Es que, según cuentan los autores, los funcionarios de la “mano derecha” son “llamados popularmente brazos gordos”.
“Clientes ‘fáciles’”.
Pese a que es una publicación del Ministerio, la actuación de la Policía no queda exenta de críticas. Fraiman y Rossal reivindican el trabajo de la “policía comunitaria”.
Hay “educadores del INAU que hablan de policías que azuzan a sus perros contra niños y adolescentes que duermen en la calle. Sin embargo, tienen buena opinión del trabajo de los policías comunitarios”, relatan.
Pero esa actitud no es general entre los efectivos. “Los jóvenes sin techo son clientes ‘fáciles’ para la Policía en sus indagaciones ante cualquier hecho policial que ocurra en la zona, de tal suerte que sus cuerpos están a merced del Estado cotidianamente”.
Para justificar esa afirmación, los autores citan el relato de Gerardo, un menor sin hogar. “El boliche ese de mierda, este que está a pocas cuadras... estábamos temprano sentados al solcito y caen un montón de milicos por todos lados y nos amarrocan tipo operativo, como si fuéramos los más buscados y marchamos todos para la tercera. Nos querían dar rapiña: como cinco años presos, supuestamente alguien nos reconoció; pero nada”, relató.
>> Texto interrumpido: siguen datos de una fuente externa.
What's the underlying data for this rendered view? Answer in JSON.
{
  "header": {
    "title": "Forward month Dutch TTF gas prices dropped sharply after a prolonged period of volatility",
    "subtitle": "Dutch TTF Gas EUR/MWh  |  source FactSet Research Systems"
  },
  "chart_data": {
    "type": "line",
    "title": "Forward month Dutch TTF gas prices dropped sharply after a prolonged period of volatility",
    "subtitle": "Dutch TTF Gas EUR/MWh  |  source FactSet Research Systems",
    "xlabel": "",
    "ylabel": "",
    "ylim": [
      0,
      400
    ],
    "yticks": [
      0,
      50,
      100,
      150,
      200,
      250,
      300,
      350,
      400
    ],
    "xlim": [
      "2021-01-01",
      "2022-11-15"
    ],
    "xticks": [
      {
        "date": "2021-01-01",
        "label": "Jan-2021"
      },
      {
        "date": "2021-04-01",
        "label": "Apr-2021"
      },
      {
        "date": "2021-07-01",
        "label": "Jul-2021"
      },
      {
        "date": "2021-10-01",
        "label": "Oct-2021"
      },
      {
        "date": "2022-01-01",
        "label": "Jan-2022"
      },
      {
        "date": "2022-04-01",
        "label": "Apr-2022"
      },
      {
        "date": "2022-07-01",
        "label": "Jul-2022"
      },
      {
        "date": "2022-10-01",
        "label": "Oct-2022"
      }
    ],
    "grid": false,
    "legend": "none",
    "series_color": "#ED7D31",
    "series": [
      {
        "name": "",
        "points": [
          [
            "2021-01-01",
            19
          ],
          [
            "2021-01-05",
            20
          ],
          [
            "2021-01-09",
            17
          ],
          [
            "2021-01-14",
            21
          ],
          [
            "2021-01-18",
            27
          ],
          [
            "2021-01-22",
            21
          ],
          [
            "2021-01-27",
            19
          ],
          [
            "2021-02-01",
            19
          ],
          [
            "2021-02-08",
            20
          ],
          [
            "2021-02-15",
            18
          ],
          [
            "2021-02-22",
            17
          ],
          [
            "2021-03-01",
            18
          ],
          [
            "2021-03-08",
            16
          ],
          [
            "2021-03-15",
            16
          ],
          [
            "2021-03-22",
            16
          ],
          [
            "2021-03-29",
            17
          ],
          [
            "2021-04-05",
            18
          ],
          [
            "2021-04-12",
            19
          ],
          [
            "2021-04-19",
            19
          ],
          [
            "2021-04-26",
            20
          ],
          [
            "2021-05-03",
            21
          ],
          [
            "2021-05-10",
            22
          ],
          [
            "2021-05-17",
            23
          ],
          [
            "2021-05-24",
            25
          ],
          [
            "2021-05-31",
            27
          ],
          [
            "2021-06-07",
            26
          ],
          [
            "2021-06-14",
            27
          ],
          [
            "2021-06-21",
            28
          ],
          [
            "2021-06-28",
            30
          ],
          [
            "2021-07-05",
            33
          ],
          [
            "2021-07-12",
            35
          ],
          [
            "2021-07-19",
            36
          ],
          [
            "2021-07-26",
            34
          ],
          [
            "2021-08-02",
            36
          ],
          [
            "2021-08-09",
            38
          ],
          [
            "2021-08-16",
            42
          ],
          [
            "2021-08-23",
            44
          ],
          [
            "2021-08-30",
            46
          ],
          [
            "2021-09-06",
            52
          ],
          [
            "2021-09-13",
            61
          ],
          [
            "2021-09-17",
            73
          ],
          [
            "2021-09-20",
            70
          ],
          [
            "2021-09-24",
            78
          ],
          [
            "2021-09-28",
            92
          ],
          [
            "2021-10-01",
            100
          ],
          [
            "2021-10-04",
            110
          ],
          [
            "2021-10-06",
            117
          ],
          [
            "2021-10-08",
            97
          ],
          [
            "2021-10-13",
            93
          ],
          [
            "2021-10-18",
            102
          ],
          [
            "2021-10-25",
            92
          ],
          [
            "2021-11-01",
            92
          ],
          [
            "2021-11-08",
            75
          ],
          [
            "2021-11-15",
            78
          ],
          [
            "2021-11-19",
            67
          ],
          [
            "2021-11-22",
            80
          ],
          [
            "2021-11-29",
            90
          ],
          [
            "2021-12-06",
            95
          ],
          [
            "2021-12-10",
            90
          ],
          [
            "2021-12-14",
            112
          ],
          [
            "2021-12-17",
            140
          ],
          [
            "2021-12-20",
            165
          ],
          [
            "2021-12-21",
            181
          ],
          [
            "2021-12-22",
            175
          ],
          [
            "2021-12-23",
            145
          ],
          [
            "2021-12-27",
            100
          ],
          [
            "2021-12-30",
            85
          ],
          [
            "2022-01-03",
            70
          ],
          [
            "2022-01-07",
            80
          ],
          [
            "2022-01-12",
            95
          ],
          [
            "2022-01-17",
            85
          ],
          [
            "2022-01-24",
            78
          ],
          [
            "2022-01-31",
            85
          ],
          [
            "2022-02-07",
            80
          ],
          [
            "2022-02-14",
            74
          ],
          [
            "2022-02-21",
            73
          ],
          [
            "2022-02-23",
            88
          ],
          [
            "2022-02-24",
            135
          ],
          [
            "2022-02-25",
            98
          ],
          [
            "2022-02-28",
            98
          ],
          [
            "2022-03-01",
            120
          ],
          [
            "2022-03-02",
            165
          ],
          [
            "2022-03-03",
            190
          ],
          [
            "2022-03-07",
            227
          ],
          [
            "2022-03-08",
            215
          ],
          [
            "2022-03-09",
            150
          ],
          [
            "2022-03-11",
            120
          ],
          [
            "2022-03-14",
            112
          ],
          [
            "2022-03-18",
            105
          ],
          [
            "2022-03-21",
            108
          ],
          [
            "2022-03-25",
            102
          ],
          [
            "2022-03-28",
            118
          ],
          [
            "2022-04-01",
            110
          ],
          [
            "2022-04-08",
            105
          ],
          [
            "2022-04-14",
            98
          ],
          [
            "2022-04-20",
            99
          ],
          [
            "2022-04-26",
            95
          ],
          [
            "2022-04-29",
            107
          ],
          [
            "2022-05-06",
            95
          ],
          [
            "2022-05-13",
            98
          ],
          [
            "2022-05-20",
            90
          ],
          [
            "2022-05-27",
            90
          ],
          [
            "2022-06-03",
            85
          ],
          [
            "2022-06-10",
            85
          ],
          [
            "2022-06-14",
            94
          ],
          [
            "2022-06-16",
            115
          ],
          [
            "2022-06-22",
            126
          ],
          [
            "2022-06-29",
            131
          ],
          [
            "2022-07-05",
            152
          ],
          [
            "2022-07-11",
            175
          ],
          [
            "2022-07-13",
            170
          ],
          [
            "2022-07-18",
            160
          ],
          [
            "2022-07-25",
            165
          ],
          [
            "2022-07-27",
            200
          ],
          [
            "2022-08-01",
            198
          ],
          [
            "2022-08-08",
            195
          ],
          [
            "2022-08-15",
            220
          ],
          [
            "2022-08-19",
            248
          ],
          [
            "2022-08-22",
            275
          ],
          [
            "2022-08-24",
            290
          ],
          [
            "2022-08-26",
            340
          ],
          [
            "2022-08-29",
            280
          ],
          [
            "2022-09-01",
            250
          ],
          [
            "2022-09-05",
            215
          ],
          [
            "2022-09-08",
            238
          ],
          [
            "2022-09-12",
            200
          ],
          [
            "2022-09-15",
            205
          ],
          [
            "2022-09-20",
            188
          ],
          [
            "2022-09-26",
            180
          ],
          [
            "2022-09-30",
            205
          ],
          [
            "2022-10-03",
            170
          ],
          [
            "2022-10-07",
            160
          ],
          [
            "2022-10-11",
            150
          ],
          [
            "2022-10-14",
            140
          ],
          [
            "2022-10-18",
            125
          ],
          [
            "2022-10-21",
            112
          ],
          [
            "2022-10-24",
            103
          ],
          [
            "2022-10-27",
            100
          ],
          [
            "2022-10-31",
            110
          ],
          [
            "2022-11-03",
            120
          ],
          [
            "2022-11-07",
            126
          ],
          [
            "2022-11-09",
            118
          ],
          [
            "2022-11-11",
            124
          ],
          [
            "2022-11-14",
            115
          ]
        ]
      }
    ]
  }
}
En el libro se cuenta que una práctica que ocurre es que los policías amenazan a los menores con que los van a “embagayar”, es decir, inventar causas penales en su contra y obtener pruebas fuera del procedimiento legal. Al respecto, agregan: “Una cadena de situaciones en las cuales el Estado, lejos de estar ajeno, está siempre presente: el discurso carcelario es un discurso producido en el marco mismo del Estado. ‘Vas a terminar barriendo y de mujer en el Comcar’, le dice el policía al joven sospechoso”.
Mercado laboral.
Los antropólogos advierten que frente a la “embestida del discurso de la inseguridad”, buena parte de los actores que reivindican las “políticas de infancia y adolescencia” terminan “renegando de las condiciones de existencia” de los menores en situación de calle.
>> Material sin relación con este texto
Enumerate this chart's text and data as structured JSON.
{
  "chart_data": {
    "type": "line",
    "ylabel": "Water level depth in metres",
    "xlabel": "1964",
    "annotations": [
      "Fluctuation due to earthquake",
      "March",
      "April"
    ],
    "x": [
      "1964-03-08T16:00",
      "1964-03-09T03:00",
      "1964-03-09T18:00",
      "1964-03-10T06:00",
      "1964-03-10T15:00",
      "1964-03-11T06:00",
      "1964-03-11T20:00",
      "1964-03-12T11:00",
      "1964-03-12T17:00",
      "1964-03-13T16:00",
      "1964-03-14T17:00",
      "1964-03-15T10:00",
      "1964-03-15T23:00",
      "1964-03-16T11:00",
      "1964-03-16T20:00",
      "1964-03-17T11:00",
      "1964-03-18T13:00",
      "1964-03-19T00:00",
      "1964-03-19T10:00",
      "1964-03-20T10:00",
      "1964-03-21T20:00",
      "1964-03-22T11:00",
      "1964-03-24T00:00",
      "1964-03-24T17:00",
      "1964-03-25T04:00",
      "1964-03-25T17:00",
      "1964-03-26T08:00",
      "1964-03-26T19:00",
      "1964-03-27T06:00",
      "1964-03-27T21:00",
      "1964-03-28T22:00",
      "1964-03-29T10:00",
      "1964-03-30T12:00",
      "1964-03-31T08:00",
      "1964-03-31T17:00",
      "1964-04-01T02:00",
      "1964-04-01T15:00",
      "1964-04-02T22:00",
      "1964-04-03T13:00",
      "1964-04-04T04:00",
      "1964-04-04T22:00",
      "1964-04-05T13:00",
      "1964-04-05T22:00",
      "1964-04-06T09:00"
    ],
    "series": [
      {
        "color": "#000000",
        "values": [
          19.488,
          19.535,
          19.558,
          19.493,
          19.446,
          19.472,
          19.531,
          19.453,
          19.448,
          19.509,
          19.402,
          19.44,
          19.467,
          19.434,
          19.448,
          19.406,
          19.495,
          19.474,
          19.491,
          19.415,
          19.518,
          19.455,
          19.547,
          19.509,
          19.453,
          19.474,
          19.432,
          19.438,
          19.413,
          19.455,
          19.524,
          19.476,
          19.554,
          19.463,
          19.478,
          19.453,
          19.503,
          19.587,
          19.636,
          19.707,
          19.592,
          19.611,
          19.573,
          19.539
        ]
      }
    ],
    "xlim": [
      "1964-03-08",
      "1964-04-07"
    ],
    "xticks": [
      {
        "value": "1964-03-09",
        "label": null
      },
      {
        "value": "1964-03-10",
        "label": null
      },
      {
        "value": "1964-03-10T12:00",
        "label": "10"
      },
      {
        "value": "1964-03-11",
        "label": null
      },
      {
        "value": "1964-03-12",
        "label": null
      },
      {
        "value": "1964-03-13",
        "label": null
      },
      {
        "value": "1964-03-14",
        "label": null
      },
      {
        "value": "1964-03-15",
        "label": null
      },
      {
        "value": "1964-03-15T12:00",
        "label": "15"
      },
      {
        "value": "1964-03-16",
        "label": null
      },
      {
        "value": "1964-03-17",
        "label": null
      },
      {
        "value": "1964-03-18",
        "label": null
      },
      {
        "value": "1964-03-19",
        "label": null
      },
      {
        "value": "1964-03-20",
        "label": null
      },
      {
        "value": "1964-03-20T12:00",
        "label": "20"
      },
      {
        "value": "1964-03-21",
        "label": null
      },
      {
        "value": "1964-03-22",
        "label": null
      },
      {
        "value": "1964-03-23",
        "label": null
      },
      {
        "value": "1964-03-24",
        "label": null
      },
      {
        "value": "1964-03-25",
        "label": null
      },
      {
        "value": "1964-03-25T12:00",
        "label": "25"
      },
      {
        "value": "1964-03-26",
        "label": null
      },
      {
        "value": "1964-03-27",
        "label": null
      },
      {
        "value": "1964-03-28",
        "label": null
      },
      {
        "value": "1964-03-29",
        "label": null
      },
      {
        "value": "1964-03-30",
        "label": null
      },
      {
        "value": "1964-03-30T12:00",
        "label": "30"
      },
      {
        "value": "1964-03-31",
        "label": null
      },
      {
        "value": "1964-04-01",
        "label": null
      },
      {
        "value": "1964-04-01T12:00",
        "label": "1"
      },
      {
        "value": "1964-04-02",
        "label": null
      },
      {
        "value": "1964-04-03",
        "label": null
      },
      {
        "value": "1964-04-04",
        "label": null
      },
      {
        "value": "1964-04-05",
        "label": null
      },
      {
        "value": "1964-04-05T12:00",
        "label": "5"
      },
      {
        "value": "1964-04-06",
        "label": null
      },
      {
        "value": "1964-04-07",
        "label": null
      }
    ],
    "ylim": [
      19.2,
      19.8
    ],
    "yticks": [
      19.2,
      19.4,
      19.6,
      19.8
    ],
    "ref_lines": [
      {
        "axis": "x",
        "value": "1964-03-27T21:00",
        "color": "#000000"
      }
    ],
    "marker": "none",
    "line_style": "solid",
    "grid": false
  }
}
En contraste con esa posición, los autores sostienen que la mejor manera de proteger a los menores del “discurso de inseguridad” que reclama penas más duras, es aceptando algunas de sus “estrategias de vida”. Porque son esos niños y adolescentes los que obtienen “la provisión para su familia”.
Fraiman y Rossal proponen una solución que va en línea con la adaptación al hecho de que esos jóvenes deben obtener ingresos para su familia: “Como en un tiempo la universalización de la escuela primaria significó la protección de un espacio legítimo, moralmente universal, para los niños menores de doce años, definiendo implícitamente la edad moralmente exigible para la provisión económica en los 12 años, las actuales políticas de Estado deberán extender hasta los 15 o 16 años la edad de ingreso al mercado laboral, en cualquier caso, luego de los nueve años de educación obligatoria”.